How Come We Don’t Have a CPT Code for Bariatric Revisions?


Published in July 2014 Issue             


From ASMBS Insurance Committee -- Matthew Brengman, MD, Committee Chair



Matthew Brengman, MD

The insurance committee often receives questions regarding coding of revisions and most frequently “Why isn’t there a code for Laparoscopic Gastric Bypass Revision?” This question, and more importantly its answer, is one of the highest priorities of the ASMBS and the insurance committee. There is a strong feeling within our organization that a CPT code would lead to greater access to reoperative procedures.

Obtaining a new CPT procedure code is an exacting process. The process is driven by a combination of need, procedure uniformity, safety and efficacy. In order to obtain a new CPT code, the application must demonstrate all components in a meaningful way.

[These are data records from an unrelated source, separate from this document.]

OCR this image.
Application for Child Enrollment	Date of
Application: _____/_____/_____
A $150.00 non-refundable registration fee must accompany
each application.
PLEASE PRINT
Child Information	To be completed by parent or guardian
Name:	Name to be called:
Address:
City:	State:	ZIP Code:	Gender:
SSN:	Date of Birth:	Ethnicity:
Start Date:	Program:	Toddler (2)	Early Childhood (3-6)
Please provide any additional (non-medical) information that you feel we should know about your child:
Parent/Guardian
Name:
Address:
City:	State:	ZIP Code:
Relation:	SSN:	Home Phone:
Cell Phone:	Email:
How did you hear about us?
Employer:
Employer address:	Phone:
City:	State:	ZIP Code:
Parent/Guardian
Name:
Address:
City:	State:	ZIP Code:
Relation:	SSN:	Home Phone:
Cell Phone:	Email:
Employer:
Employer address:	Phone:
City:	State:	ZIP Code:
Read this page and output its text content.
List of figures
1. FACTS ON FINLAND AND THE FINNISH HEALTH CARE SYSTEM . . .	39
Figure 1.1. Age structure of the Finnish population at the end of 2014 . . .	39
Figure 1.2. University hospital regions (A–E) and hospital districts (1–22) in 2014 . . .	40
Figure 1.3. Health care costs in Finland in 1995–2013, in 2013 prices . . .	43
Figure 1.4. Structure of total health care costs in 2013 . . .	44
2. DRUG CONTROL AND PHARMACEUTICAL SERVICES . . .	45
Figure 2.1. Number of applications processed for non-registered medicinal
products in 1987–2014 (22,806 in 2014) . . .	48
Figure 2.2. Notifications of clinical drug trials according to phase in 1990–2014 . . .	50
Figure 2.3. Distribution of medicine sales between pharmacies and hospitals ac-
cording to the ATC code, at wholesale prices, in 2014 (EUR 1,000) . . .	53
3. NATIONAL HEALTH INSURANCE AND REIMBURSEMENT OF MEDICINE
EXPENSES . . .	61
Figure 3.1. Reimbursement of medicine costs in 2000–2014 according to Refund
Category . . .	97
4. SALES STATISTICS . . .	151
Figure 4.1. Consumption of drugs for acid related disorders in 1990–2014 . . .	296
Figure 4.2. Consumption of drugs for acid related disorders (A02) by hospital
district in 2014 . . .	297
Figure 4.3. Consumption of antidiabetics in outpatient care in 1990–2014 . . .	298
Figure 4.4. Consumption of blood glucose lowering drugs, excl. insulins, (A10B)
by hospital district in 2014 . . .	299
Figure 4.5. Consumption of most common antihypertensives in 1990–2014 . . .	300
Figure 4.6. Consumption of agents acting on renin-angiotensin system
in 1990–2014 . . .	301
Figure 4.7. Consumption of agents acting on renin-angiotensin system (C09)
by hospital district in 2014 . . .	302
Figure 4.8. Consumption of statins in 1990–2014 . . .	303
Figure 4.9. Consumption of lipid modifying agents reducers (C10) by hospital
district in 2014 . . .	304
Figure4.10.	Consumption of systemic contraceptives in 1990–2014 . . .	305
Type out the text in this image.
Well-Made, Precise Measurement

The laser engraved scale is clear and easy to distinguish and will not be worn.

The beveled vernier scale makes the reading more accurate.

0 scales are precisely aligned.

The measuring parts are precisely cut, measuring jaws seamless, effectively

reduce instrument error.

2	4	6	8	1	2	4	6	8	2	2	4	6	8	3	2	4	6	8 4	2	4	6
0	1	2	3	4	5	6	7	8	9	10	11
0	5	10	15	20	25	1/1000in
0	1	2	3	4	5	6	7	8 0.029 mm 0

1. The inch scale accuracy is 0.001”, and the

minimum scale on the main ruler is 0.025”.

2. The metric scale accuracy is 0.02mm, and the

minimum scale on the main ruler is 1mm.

At this point, we can effectively demonstrate need. Conservative estimates suggest 20 percent of patients following bariatric surgery have significant recurrent obesity. Whether mechanical, behavioral or a combination of both processes, these patients know the power of weight loss surgery and are tenacious advocates for reoperative procedures.


John Morton, MD

In order to address uniformity, safety and efficacy, from 2013-14, the ASMBS convened a task force, headed by Dr. John Morton, to review the current literature on reoperative bariatric surgery. Hundreds of articles were reviewed. The goal of the task force was to demonstrate the current evidence base for both safety and efficacy of reoperative bariatric surgery. The work product of this group has been published in SOARD (Brethauer SA, Kothari S, Sudan R, Williams B, English WJ, Brengman M, Kurian M, Hutter M, Stegemann L, Kallies K, Nguyen NT, Ponce J, Morton JM. Surg Obes Relat Dis. 2014 Feb 22.). While the safety and effectiveness of early reoperative intervention was apparent, the data for late reoperation for recurrent obesity was less definitive. In addition, the specificity of the reoperative procedure was difficult to define. This groundbreaking work has helped inform the leadership of the society and set into place new strategic initiatives.

Clearly we as surgeons believe in reoperative surgery –6 percent of our procedures are reoperative. We must collect the data to substantiate our desire for a CPT code. Our national data registries effectively capture the number of bariatric reoperations very well. However, these databases do not effectively capture the indication for the reoperation or what exactly was done at the reoperation. Because our current registry is CPT code driven, the lack of specific CPT codes limits the resolution of the database to provide meaningful data on occurrence, safety and weight loss outcomes for reoperative procedures directed at recurrent obesity.


Matthew Hutter, MD, MPH

To meet this need, the insurance committee, representatives of the reoperative task force and the MBSAQIP Data committee, headed by Dr. Matthew Hutter are working to create a prospective registry of reoperative surgery using codified language. ASMBS hopes to collect data on what exactly is being done at reoperative procedures, the complications associated with those procedures and most importantly the effect on weight and comorbid illnesses.

When we have this prospective data, we can begin to design CPT codes for procedures that are performed with some uniformity, frequency and that are safe and effective. Clearly this is a multi-year process. In addition, this process requires participation by surgeons who are performing reoperative bariatric surgery, especially for the indication of recurrent obesity. With continued effort and physician participation we hope to be able reach our goal of appropriate CPT codes for reoperative bariatric surgery.